– Kurs obrany przez Viktora Orbana jest nowym powiewem w Unii Europejskiej, zbliżonym do polskiej polityki – stwierdził na naszej antenie lider świętokrzyskiego Prawa i Sprawiedliwości, komentując wygrane przez partię Fidesz wybory parlamentarne na Węgrzech. Krzysztof Lipiec zaznaczył, że wysoka frekwencja, która wyniosła 70-procent jest imponująca. Jak stwierdził – obywatele Węgier zaczynają wierzyć w to, że mają wpływ na losy swojego kraju.
– Partie, które utożsamiają się z wartościami konserwatywnymi, z ideologią, która legła u podstaw stworzenia Unii Europejskiej dziś zaczynają dominować w polityce i jest to bardzo dobra wiadomość. Jestem przekonany, że z tego uda się wyprowadzić duże dobro w Europie – dodał parlamentarzysta.
Fidesz Viktora Orbana wraz z koalicyjną Chrześcijańsko-Demokratyczną Partią Ludową będzie miał 160 mandatów w węgierskim parlamencie. Pozostałe ugrupowania – 39.

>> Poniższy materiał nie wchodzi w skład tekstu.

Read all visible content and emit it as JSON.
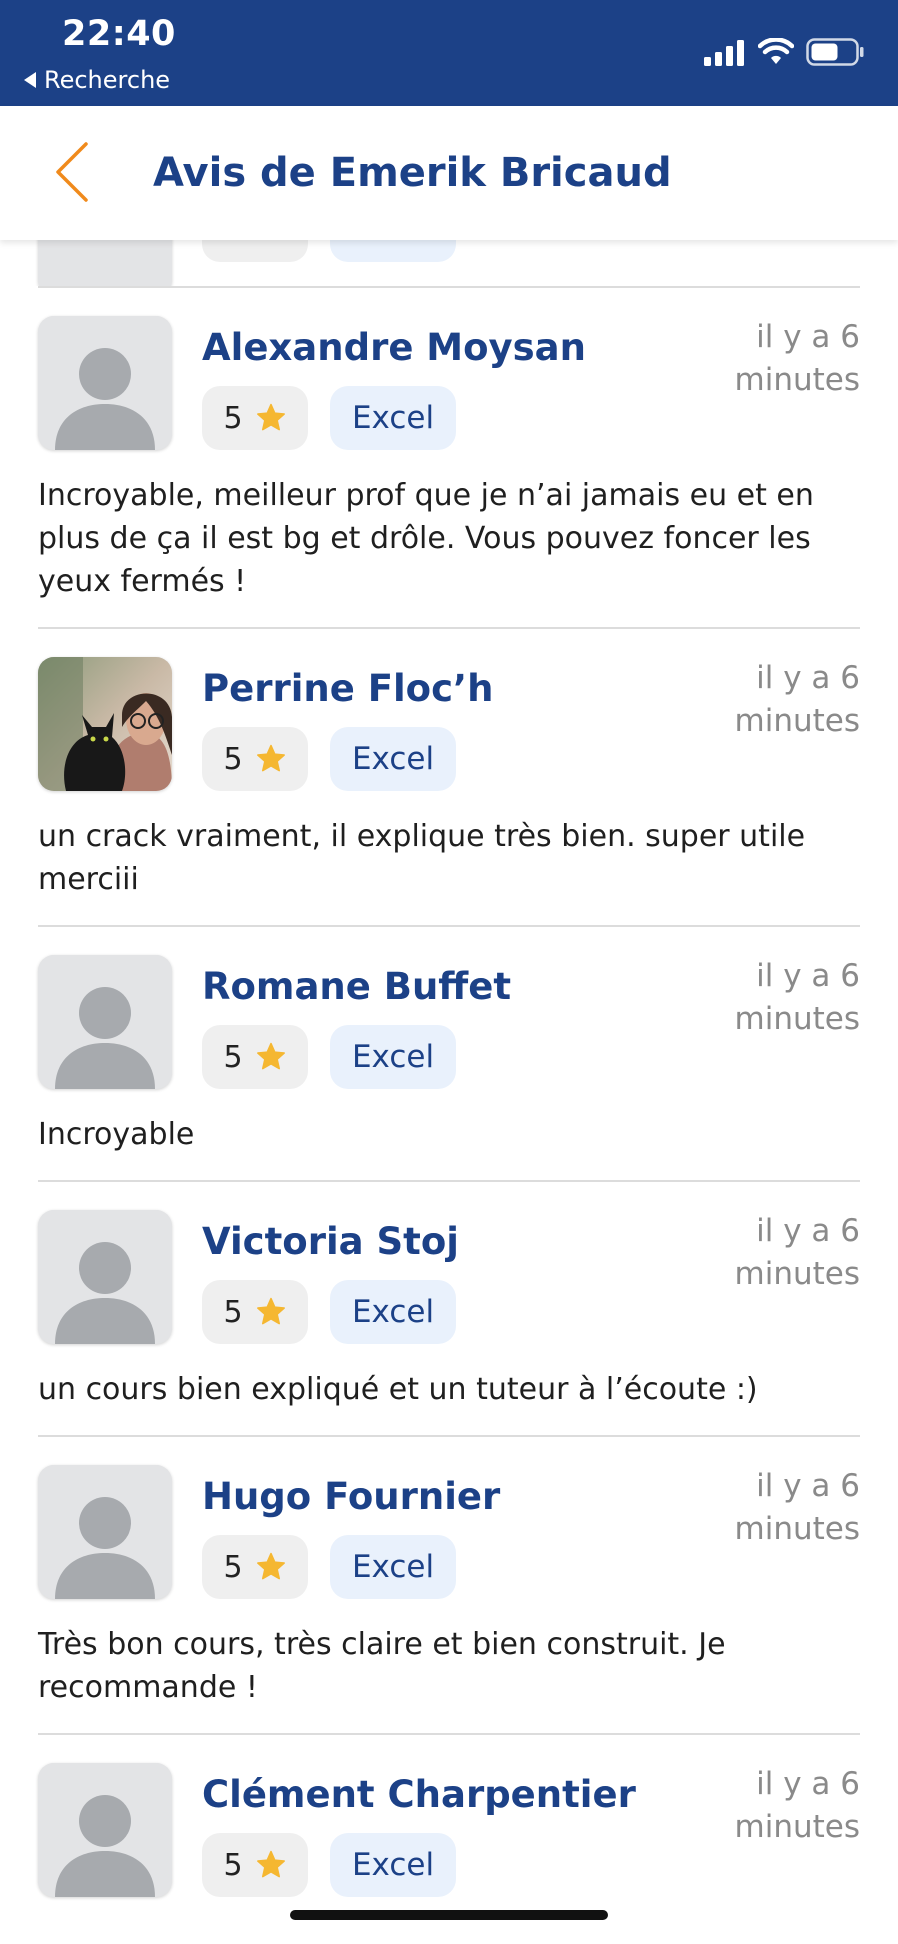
{
  "status_bar": {
    "time": "22:40",
    "back_label": "Recherche"
  },
  "header": {
    "title": "Avis de Emerik Bricaud"
  },
  "colors": {
    "brand_blue": "#1c4187",
    "accent_orange": "#f08a1c",
    "star": "#f5b731"
  },
  "reviews": [
    {
      "name": "Alexandre Moysan",
      "time": "il y a 6 minutes",
      "rating": "5",
      "tag": "Excel",
      "text": "Incroyable, meilleur prof que je n’ai jamais eu et en plus de ça il est bg et drôle. Vous pouvez foncer les yeux fermés !",
      "avatar": "placeholder"
    },
    {
      "name": "Perrine Floc’h",
      "time": "il y a 6 minutes",
      "rating": "5",
      "tag": "Excel",
      "text": "un crack vraiment, il explique très bien. super utile merciii",
      "avatar": "photo"
    },
    {
      "name": "Romane Buffet",
      "time": "il y a 6 minutes",
      "rating": "5",
      "tag": "Excel",
      "text": "Incroyable",
      "avatar": "placeholder"
    },
    {
      "name": "Victoria Stoj",
      "time": "il y a 6 minutes",
      "rating": "5",
      "tag": "Excel",
      "text": "un cours bien expliqué et un tuteur à l’écoute :)",
      "avatar": "placeholder"
    },
    {
      "name": "Hugo Fournier",
      "time": "il y a 6 minutes",
      "rating": "5",
      "tag": "Excel",
      "text": "Très bon cours, très claire et bien construit. Je recommande !",
      "avatar": "placeholder"
    },
    {
      "name": "Clément Charpentier",
      "time": "il y a 6 minutes",
      "rating": "5",
      "tag": "Excel",
      "text": "",
      "avatar": "placeholder"
    }
  ]
}
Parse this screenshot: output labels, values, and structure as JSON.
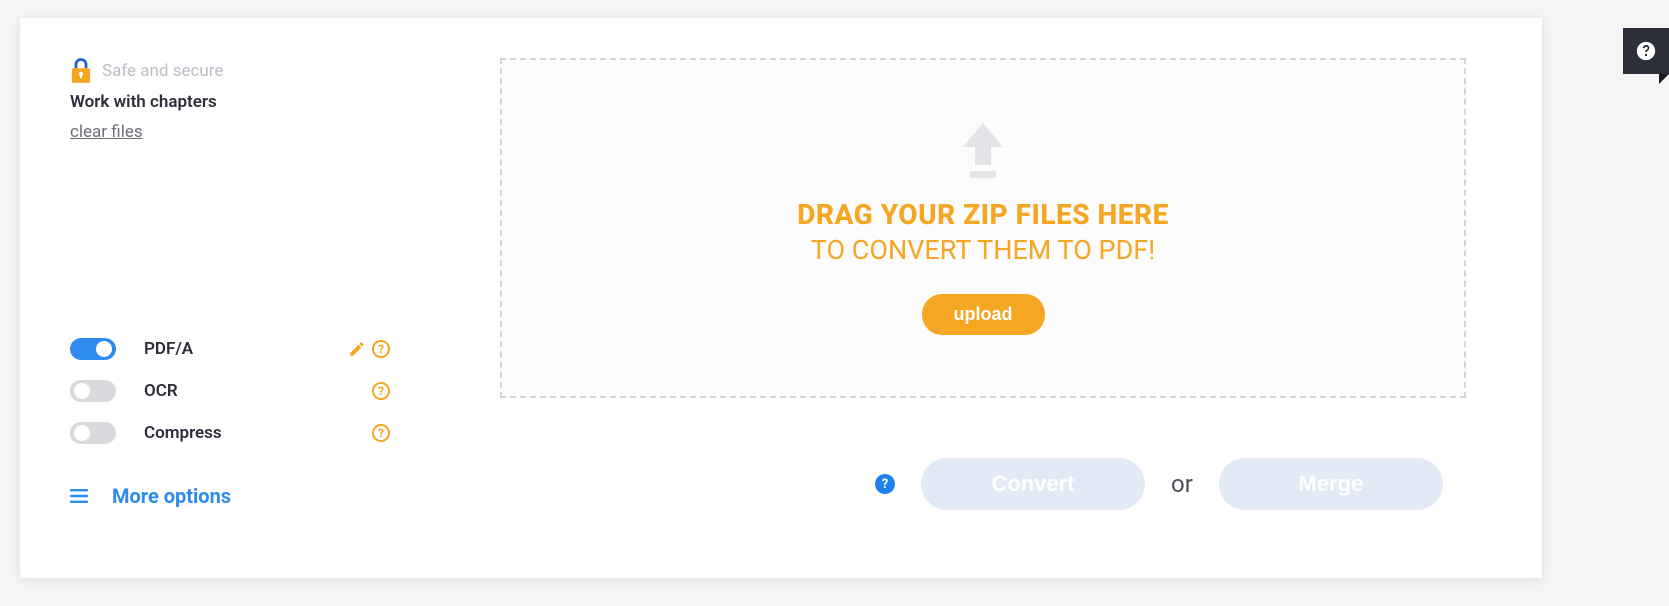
{
  "secure_text": "Safe and secure",
  "chapters_text": "Work with chapters",
  "clear_files": "clear files",
  "options": {
    "pdfa": {
      "label": "PDF/A",
      "on": true
    },
    "ocr": {
      "label": "OCR",
      "on": false
    },
    "compress": {
      "label": "Compress",
      "on": false
    }
  },
  "more_options": "More options",
  "dropzone": {
    "title": "DRAG YOUR ZIP FILES HERE",
    "subtitle": "TO CONVERT THEM TO PDF!",
    "upload_label": "upload"
  },
  "actions": {
    "convert": "Convert",
    "or": "or",
    "merge": "Merge"
  }
}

– Przewaga jest miażdżąca – przyznał Krzysztof Lipiec.
Dodał, że nie po raz pierwszy Fidesz ma tak znaczącą większość, dzięki której przecież mógł dokonać zmian w węgierskiej konstytucji według własnego projektu.
– Te wybory są potwierdzeniem, że zmiany w systemie funkcjonowania władzy publicznej na Węgrzech uzyskały poparcie społeczne dla prawicy – stwierdził poseł.
Krzysztof Lipiec dodał, że wpływ na opinię wyborców mogli mieć Polacy goszczący na obchodach świąt państwowych na Węgrzech. Wyraził także wdzięczność, że w tym kraju odsłonięto pomnik Memento Smoleńsk. Jak zaznaczył, to piękny gest, który umacnia przyjaźń polsko- węgierską.